Commentators are somewhat confused about "Fair Value" accounting. Some think it only means marking-to-market (MtM). The general definition is the price that is most likely to be agreed between a willing seller and a willing buyer in an open liquid market between unrelated parties. In disorderly, abnormal, turbulent or illiquid markets i.e. a severely one-way bet buyer's or a seller's market, then holders of the assets may deem them not for sale ("for holding to maturity", or not available currently for imminent sale etc.) and create a longer term valuation (fair value). The global accounting body behind IAS, now IFRS, the AIBD (The International Accounting Standards Board founded on April Fool's Day, 2001) has issued standards in recent years that provide flexibility in fair value, but Dr Tweedie, its President, insists vehemently in the absolute necessity to MtM wherever possible. Banks have used a fusion of MtM and long run, even cyclical, fair value estimates, sometimes including aspects of VaR, historical and NPV and other cross-correlations, and then called the writedown "an adjustement for market turbulence." The AIBD fear that this complexity gives too much scope for gaming. Now, the SEC has stepped in with concessions to securities traders and investment funds, prime brokers and hedge funds.

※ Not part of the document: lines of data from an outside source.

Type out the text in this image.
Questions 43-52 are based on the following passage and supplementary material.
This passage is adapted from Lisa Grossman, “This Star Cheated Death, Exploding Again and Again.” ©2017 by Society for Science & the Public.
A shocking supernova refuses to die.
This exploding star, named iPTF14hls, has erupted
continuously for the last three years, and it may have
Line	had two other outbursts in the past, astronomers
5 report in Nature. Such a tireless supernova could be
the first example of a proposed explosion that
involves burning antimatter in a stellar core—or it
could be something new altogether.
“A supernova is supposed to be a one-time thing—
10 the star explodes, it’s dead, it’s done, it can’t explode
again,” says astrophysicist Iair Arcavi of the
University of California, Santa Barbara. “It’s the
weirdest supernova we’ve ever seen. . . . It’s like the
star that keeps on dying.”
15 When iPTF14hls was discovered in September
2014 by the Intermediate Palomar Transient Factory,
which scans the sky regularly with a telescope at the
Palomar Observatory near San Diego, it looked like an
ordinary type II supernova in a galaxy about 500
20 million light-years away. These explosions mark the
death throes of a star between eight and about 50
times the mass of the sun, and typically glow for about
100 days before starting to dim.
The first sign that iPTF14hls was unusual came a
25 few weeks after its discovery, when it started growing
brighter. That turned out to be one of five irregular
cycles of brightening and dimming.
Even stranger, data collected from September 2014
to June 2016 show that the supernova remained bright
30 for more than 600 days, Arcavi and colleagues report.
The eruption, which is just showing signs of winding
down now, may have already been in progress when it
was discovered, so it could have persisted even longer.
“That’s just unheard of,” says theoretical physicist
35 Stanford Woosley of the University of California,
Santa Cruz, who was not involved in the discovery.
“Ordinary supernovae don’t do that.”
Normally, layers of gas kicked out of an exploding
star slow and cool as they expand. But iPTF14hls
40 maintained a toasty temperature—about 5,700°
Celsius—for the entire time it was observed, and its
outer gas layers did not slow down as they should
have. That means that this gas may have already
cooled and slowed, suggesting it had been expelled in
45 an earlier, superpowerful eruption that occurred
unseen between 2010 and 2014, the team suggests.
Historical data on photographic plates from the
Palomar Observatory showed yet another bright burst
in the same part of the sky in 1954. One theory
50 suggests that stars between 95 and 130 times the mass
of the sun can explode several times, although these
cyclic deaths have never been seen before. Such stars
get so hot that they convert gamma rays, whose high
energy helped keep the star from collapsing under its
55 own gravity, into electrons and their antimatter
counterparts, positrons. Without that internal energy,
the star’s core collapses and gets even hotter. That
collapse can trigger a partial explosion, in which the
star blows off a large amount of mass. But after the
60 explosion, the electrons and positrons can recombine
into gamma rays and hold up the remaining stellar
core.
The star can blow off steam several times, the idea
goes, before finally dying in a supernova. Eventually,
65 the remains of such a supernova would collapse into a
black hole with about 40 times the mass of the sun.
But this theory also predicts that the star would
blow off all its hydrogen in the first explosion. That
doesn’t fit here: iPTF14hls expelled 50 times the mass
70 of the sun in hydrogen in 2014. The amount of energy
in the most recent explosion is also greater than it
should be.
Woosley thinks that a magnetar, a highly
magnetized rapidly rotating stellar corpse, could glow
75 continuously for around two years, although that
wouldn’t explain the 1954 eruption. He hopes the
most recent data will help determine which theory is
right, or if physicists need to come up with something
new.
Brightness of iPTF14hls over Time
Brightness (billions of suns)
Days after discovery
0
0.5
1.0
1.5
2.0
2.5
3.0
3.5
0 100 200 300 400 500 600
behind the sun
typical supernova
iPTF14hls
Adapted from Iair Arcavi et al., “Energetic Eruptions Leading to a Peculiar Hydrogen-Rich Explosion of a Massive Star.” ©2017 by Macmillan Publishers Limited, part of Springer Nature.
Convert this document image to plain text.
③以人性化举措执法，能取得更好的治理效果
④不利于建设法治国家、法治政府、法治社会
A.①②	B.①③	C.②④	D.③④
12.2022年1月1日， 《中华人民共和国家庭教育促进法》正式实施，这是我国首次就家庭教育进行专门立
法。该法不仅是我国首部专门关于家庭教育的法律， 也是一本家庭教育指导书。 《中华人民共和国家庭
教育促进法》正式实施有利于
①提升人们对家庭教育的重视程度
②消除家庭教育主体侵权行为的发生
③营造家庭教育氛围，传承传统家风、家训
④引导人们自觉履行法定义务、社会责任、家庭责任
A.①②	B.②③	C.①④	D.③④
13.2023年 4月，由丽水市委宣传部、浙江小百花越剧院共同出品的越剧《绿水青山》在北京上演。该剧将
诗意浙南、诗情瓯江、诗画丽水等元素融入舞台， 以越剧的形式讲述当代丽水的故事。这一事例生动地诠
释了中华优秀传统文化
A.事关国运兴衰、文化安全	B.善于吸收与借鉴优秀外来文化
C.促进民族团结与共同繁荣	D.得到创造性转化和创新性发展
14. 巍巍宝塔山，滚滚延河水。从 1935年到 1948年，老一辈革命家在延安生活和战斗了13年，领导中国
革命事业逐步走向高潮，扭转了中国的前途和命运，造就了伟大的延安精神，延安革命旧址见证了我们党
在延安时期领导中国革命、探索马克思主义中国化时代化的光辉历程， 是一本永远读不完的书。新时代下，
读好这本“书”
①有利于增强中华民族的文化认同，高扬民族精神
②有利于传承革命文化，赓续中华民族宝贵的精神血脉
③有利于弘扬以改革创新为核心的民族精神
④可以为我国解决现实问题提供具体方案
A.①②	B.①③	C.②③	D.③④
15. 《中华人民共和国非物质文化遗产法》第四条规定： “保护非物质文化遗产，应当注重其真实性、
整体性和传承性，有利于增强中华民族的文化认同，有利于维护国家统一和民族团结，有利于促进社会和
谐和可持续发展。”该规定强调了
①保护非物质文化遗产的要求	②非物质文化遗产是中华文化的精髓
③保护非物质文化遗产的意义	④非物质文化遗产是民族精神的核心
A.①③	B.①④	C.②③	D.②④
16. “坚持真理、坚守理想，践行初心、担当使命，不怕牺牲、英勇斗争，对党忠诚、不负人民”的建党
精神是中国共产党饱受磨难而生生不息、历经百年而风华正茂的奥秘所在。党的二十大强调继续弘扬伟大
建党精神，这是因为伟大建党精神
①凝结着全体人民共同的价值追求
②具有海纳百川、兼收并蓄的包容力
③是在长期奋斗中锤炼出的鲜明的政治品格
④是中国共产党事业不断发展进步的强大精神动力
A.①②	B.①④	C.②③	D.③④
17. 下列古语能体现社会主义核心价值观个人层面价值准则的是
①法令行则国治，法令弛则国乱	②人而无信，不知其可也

Yesterday, the SEC reprieved them from marking hard-to-value assets down to fire sale prices, following SEC Chairman Christopher Cox and a bipartisan group of more than 60 U.S. legislators who urged the SEC to suspend the fair value accounting rule immediately - and stock markets rose on the news. Valuation problems lie at the heart of the credit crunch crisis, and that this move may slow or reverse announcements of mortgage-related losses on banks' balance sheets. Basically, the SEC states that firms need not use fire-sale prices when evaluating illiquid assets, that "distressed or forced liquidation sales are not orderly transactions." The U.S. accounting standards body, the FASB said it would change the agenda for its Wednesday meeting to focus on fair value accounting and issue further guidance same day! Yesterday was the last day of Q3 for most U.S. companies, allowing them to incorporate the changes in their quarterly statements. Management's internal model assumptions can be used to measure fair value when relevant or reliable market prices do not exist. The American Bankers Association had been among several bodies pressing the SEC to clarify the rules for months.
The fact is, however, that complex mortgage securities until a year ago traded in one-way markets, and liquid secondary cash markets never took off despite the $trillions involved! The difficulty or reluctance to flip (sell-on) ABS, RMBS etc. and simply to use them as high grade collateral spurred on a massive credit derivatives OTC market that created 10-20 layers of insurance and hedging cover of the underlying, much of which is short term and will unravel during this month. Critics have complained that accountants forced banks to base their values on fire-sale prices in illiquid markets instead of the so-called level 3 input (for illiquid assets and unobservable factors, using various internal risk pricing estimation models). But until Basel II is fully implemented such black box models cannot be strictly supervised.
This move will bring relief to Hedge Funds after a bad year and rumours of investors withdrawing funds, though at the same time may frustrate vulture hedge funds looking to buy at fire-sale prices. There are warnings afoot about this. Reuters reports Chris Whalen, co-founder of Institutional Risk Analytics, saying "Fair value accounting is a utopian dream that ran into the reality of business and litigation," and "Equating an opinion with a market price is crazy," and "It doesn't matter who gives the opinion -- the auditor is still going to say to the client, 'Why don't you write it down?'"
Note: accounting rules define a "Level 1" asset as MtM based on a simple price quote in an active market. "Level 2" assets are "mark-to-model" s estimated based on observable market prices plus other data inputs. A "Level 3" asset is so illiquid its value is based only on management's best estimate derived from complex internal models.